Strong nanophotonic quantum squeezing exceeding 3.5 dB in a foundry-compatible Kerr microresonator

TL;DR

This paper demonstrates a foundry-compatible silicon nitride microresonator that achieves over 3.5 dB of quantum squeezing, advancing on-chip quantum light sources for quantum information and metrology.

Contribution

It reports the first robust, on-chip quantum squeezing exceeding 3.5 dB in a CMOS-compatible silicon nitride microresonator platform.

Findings

Achieved 3.7 ± 0.2 dB of directly detected squeezing.

Inferred on-chip squeezing level of 10.7 dB.

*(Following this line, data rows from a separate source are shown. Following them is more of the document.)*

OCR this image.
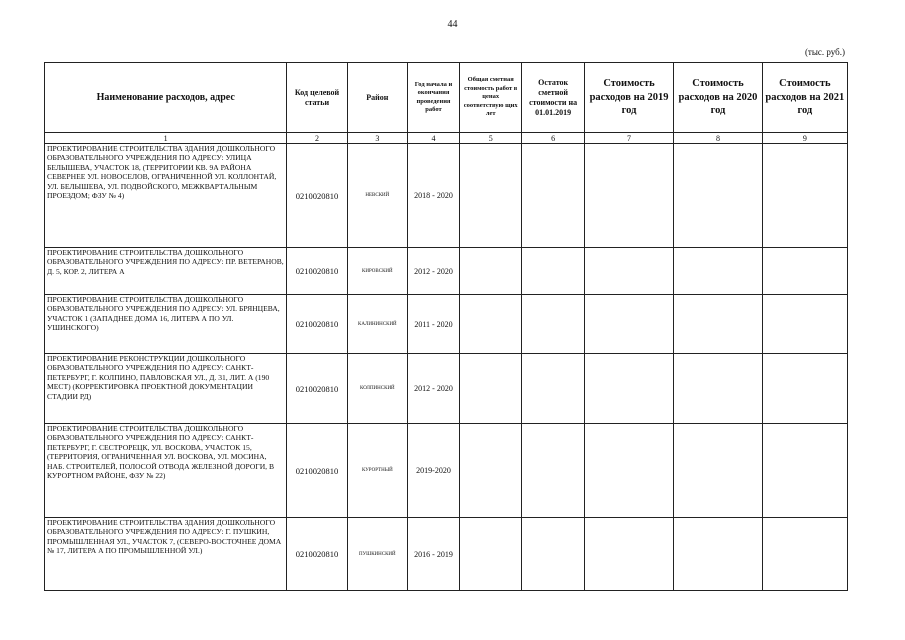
44
(тыс. руб.)
Наименование расходов, адрес	Код целевой статьи	Район	Год начала и окончания проведения работ	Общая сметная стоимость работ в ценах соответствую щих лет	Остаток сметной стоимости на 01.01.2019	Стоимость расходов на 2019 год	Стоимость расходов на 2020 год	Стоимость расходов на 2021 год
1	2	3	4	5	6	7	8	9
ПРОЕКТИРОВАНИЕ СТРОИТЕЛЬСТВА ЗДАНИЯ ДОШКОЛЬНОГО ОБРАЗОВАТЕЛЬНОГО УЧРЕЖДЕНИЯ ПО АДРЕСУ: УЛИЦА БЕЛЫШЕВА, УЧАСТОК 18, (ТЕРРИТОРИИ КВ. 9А РАЙОНА СЕВЕРНЕЕ УЛ. НОВОСЕЛОВ, ОГРАНИЧЕННОЙ УЛ. КОЛЛОНТАЙ, УЛ. БЕЛЫШЕВА, УЛ. ПОДВОЙСКОГО, МЕЖКВАРТАЛЬНЫМ ПРОЕЗДОМ; ФЗУ № 4)	0210020810	НЕВСКИЙ	2018 - 2020					
ПРОЕКТИРОВАНИЕ СТРОИТЕЛЬСТВА ДОШКОЛЬНОГО ОБРАЗОВАТЕЛЬНОГО УЧРЕЖДЕНИЯ ПО АДРЕСУ: ПР. ВЕТЕРАНОВ, Д. 5, КОР. 2, ЛИТЕРА А	0210020810	КИРОВСКИЙ	2012 - 2020					
ПРОЕКТИРОВАНИЕ СТРОИТЕЛЬСТВА ДОШКОЛЬНОГО ОБРАЗОВАТЕЛЬНОГО УЧРЕЖДЕНИЯ ПО АДРЕСУ: УЛ. БРЯНЦЕВА, УЧАСТОК 1 (ЗАПАДНЕЕ ДОМА 16, ЛИТЕРА А ПО УЛ. УШИНСКОГО)	0210020810	КАЛИНИНСКИЙ	2011 - 2020					
ПРОЕКТИРОВАНИЕ РЕКОНСТРУКЦИИ ДОШКОЛЬНОГО ОБРАЗОВАТЕЛЬНОГО УЧРЕЖДЕНИЯ ПО АДРЕСУ: САНКТ-ПЕТЕРБУРГ, Г. КОЛПИНО, ПАВЛОВСКАЯ УЛ., Д. 31, ЛИТ. А (190 МЕСТ) (КОРРЕКТИРОВКА ПРОЕКТНОЙ ДОКУМЕНТАЦИИ СТАДИИ РД)	0210020810	КОЛПИНСКИЙ	2012 - 2020					
ПРОЕКТИРОВАНИЕ СТРОИТЕЛЬСТВА ДОШКОЛЬНОГО ОБРАЗОВАТЕЛЬНОГО УЧРЕЖДЕНИЯ ПО АДРЕСУ: САНКТ-ПЕТЕРБУРГ, Г. СЕСТРОРЕЦК, УЛ. ВОСКОВА, УЧАСТОК 15, (ТЕРРИТОРИЯ, ОГРАНИЧЕННАЯ УЛ. ВОСКОВА, УЛ. МОСИНА, НАБ. СТРОИТЕЛЕЙ, ПОЛОСОЙ ОТВОДА ЖЕЛЕЗНОЙ ДОРОГИ, В КУРОРТНОМ РАЙОНЕ, ФЗУ № 22)	0210020810	КУРОРТНЫЙ	2019-2020					
ПРОЕКТИРОВАНИЕ СТРОИТЕЛЬСТВА ЗДАНИЯ ДОШКОЛЬНОГО ОБРАЗОВАТЕЛЬНОГО УЧРЕЖДЕНИЯ ПО АДРЕСУ: Г. ПУШКИН, ПРОМЫШЛЕННАЯ УЛ., УЧАСТОК 7, (СЕВЕРО-ВОСТОЧНЕЕ ДОМА № 17, ЛИТЕРА А ПО ПРОМЫШЛЕННОЙ УЛ.)	0210020810	ПУШКИНСКИЙ	2016 - 2019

Squeezing is stable across devices and pump conditions.

Abstract

Squeezed light, with its quantum noise reduction capabilities, has emerged as a powerful resource in quantum information processing and precision metrology. To reach noise reduction levels such that a quantum advantage is achieved, off-chip squeezers are typically used. The development of on-chip squeezed light sources, particularly in nanophotonic platforms, has been challenging. We report 3.7 $\pm$ 0.2 dB of directly detected nanophotonic quantum squeezing using foundry-fabricated silicon nitride (Si$_3$N$_4$) microrings with an inferred squeezing level of 10.7 dB on-chip. The squeezing level is robust across multiple devices and pump detunings, and is consistent with the overcoupling degree without noticeable degradation from excess classical noise. We also offer insights to mitigate thermally-induced excess noise, that typically degrades squeezing, by using small-radius rings with a larger free spectral range (450 GHz) and consequently lower parametric oscillation thresholds. Our results demonstrate that Si$_3$N$_4$ is a viable platform for strong quantum noise reduction in a CMOS-compatible, scalable architecture.